Digital Differential Protection for 3 phi Solid-State Transformers

Saleh S. A., ÖZKOP E.

IEEE TRANSACTIONS ON INDUSTRY APPLICATIONS, vol.57, no.4, pp.3474-3486, 2021 (SCI-Expanded) identifier identifier

  • Publication Type: Article / Article
  • Volume: 57 Issue: 4
  • Publication Date: 2021
  • Doi Number: 10.1109/tia.2021.3072877
  • Journal Indexes: Science Citation Index Expanded (SCI-EXPANDED), Scopus, Academic Search Premier, Aerospace Database, Applied Science & Technology Source, Business Source Elite, Business Source Premier, Communication Abstracts, Compendex, Computer & Applied Sciences, INSPEC, Metadex, Civil Engineering Abstracts
  • Page Numbers: pp.3474-3486
  • Keywords: ANSI 87 T protection function, differential protection, digital filters, digital protection, dq0-axis components, three-phase solid-state transformers, MODULAR PROTECTION, SYSTEMS, PERFORMANCE
  • Karadeniz Technical University Affiliated: Yes


This article presents the development, implementation, and testing of a digital differential protection for three-phase (3 phi) solid-state transformers (SSTs).
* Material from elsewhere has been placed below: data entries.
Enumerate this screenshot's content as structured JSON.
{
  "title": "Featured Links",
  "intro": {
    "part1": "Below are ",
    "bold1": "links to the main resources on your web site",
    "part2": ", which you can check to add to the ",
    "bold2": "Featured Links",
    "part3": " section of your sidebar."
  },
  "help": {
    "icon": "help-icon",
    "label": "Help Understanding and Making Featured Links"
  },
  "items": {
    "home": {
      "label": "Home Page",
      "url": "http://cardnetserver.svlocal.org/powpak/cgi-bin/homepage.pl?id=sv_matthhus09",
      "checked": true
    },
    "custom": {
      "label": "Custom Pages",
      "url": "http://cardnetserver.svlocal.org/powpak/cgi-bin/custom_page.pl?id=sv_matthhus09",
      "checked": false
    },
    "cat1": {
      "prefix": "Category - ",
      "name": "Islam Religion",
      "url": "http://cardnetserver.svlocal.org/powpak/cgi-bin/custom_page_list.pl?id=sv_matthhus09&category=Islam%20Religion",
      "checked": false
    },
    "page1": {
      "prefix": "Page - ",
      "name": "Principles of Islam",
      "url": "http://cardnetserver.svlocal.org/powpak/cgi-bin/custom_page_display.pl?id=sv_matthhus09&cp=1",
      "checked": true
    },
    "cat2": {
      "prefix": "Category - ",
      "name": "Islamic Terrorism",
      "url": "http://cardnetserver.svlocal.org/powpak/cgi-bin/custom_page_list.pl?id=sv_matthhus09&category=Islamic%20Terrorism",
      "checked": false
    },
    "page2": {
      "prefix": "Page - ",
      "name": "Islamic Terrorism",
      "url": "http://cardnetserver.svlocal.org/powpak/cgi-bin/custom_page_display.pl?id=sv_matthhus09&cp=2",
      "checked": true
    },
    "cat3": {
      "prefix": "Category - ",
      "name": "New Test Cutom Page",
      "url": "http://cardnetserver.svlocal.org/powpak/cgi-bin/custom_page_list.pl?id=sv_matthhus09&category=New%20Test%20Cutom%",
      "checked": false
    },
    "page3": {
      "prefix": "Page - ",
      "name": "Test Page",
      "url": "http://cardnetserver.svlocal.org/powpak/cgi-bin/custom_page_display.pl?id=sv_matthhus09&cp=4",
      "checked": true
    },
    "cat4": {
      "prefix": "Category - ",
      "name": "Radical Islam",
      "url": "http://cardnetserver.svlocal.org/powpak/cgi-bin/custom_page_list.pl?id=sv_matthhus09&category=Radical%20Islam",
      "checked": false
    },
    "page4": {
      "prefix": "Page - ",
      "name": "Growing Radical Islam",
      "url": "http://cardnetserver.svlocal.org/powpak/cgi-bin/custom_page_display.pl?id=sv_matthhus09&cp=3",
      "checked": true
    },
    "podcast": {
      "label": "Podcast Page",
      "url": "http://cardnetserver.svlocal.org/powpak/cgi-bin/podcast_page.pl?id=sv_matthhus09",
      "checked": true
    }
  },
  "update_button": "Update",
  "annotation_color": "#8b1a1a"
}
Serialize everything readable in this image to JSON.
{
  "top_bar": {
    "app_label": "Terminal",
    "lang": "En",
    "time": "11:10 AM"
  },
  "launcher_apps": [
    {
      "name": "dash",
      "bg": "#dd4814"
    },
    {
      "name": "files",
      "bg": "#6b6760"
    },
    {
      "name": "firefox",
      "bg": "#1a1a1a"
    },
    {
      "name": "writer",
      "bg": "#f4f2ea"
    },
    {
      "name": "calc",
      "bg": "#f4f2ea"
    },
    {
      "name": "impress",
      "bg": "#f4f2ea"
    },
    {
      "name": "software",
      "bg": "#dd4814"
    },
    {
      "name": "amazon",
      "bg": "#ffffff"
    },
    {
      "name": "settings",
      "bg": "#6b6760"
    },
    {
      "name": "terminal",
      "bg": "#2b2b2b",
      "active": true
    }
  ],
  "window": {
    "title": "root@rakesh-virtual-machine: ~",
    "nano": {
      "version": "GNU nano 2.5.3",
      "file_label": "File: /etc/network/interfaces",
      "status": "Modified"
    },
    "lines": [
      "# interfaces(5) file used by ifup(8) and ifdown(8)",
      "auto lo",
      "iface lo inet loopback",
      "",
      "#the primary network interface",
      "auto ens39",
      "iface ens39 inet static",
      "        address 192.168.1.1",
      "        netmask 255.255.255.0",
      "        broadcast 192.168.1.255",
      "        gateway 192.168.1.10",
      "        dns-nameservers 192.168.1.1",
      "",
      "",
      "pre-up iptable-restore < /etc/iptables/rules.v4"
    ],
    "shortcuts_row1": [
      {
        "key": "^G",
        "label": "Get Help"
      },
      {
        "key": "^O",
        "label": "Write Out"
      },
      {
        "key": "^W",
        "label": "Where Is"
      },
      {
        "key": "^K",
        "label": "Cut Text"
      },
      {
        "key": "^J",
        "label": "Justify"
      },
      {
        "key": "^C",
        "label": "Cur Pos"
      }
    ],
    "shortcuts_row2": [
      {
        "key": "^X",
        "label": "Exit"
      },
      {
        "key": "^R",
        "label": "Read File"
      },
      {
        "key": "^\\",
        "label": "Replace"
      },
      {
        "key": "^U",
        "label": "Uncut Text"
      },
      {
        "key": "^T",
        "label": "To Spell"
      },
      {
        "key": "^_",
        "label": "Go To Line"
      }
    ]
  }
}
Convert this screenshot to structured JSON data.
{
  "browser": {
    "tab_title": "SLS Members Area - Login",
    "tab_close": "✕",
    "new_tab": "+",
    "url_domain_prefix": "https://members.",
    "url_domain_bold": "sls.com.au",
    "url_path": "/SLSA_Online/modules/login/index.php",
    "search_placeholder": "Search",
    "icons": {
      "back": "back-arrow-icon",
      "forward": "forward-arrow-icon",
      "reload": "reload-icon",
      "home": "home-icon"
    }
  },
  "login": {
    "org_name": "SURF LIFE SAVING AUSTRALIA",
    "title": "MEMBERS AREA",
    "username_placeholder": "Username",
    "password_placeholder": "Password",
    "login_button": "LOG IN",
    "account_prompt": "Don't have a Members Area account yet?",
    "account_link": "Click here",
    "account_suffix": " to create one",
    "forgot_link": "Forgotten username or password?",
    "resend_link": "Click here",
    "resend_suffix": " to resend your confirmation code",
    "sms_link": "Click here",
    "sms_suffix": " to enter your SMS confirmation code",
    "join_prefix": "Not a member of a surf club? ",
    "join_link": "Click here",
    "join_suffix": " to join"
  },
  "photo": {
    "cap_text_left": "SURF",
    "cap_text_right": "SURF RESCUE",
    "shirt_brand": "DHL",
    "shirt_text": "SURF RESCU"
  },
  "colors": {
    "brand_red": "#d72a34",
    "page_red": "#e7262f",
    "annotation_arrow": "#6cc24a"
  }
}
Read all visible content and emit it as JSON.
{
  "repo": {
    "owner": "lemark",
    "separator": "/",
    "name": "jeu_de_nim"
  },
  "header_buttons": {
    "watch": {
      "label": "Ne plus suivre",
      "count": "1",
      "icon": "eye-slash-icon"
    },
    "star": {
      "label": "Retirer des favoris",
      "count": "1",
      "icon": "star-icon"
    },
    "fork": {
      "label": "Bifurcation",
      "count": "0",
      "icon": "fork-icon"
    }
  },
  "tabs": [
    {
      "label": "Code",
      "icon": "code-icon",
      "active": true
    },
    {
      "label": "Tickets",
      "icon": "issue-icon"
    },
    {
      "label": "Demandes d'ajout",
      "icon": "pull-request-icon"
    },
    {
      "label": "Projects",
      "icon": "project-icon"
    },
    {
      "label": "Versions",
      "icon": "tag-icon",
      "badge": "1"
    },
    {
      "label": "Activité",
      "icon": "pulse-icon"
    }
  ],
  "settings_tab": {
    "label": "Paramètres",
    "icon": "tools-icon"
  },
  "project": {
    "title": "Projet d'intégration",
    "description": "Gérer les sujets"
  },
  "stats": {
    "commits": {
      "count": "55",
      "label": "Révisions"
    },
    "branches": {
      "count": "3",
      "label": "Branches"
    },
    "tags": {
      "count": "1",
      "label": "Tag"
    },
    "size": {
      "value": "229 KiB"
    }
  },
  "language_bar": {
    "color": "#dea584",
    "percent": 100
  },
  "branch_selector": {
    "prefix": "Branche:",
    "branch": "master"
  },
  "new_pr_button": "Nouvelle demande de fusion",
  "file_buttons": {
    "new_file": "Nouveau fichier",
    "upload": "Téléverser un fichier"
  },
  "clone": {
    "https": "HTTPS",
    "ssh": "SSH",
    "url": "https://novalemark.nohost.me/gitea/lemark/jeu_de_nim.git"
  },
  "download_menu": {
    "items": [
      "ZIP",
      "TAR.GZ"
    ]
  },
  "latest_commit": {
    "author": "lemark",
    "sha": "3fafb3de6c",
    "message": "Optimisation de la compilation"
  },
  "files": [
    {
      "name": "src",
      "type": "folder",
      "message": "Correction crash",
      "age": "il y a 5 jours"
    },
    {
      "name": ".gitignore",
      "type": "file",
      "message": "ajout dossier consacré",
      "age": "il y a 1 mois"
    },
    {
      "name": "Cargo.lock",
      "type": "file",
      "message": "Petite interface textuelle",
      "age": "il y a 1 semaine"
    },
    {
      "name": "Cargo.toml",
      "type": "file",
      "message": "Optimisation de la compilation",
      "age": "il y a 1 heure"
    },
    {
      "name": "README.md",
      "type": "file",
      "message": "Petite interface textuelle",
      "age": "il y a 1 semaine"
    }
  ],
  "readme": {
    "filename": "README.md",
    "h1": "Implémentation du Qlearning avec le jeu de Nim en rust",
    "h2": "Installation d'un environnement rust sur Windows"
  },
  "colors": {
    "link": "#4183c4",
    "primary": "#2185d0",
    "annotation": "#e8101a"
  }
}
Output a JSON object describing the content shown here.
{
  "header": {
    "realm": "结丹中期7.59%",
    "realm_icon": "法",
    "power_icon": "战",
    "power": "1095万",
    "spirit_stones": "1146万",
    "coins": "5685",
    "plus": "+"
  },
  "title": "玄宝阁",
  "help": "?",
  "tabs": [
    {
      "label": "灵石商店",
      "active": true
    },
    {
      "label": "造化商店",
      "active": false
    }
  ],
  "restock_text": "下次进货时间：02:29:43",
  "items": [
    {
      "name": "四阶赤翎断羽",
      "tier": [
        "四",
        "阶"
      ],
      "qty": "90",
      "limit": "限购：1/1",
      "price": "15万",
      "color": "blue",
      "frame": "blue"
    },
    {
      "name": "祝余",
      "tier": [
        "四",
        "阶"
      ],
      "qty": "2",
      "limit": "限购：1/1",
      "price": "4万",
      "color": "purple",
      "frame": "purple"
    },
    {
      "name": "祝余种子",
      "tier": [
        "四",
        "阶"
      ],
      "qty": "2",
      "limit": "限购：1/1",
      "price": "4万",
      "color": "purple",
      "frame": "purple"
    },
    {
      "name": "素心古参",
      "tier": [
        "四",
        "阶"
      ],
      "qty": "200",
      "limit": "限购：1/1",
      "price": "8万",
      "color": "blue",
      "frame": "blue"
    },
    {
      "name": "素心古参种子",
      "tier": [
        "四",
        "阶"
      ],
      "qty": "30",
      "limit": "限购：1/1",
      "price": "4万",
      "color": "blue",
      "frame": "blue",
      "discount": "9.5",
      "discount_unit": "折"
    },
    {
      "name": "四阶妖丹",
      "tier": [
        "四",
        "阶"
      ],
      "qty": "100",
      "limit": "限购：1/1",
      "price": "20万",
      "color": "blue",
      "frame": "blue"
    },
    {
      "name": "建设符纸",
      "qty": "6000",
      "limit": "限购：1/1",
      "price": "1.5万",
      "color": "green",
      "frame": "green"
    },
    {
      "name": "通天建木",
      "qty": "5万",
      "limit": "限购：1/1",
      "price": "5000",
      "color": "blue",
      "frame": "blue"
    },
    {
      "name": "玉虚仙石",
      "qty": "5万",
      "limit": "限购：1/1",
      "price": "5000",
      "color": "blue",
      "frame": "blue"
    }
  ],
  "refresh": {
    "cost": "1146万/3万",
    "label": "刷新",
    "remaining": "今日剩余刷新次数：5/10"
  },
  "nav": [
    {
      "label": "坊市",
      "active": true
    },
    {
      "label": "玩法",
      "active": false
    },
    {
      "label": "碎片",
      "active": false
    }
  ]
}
The developed digital differential protection is designed to implement the ANSI 87 T protection function. The differential currents used by the developed protection are created by the dq0 components of the currents flowing in the high and low voltage sides of a 3 phi SST. Internal faults are detected and identified using the energy contents of high-frequency subbands present in the dq0 differential currents. The desired high-frequency subbands are extracted using the phaselet transform that processes signals without sensitivity to nonstationary changes in their frequency and/or phases. Energy contents in the extracted high-frequency subbands allow accurate, fast, and reliable detection and identification of faults in any part of a 3 phi SST. The proposed digital differential protection is implemented for performance testing using a laboratory 25-kVA 3 phi SST. Performance results demonstrate accurate, fast, and reliable response to different fault and nonfault events. Furthermore, responses of the developed differential protection are found to be consistent regardless of the fault type, fault location, and/or loading level.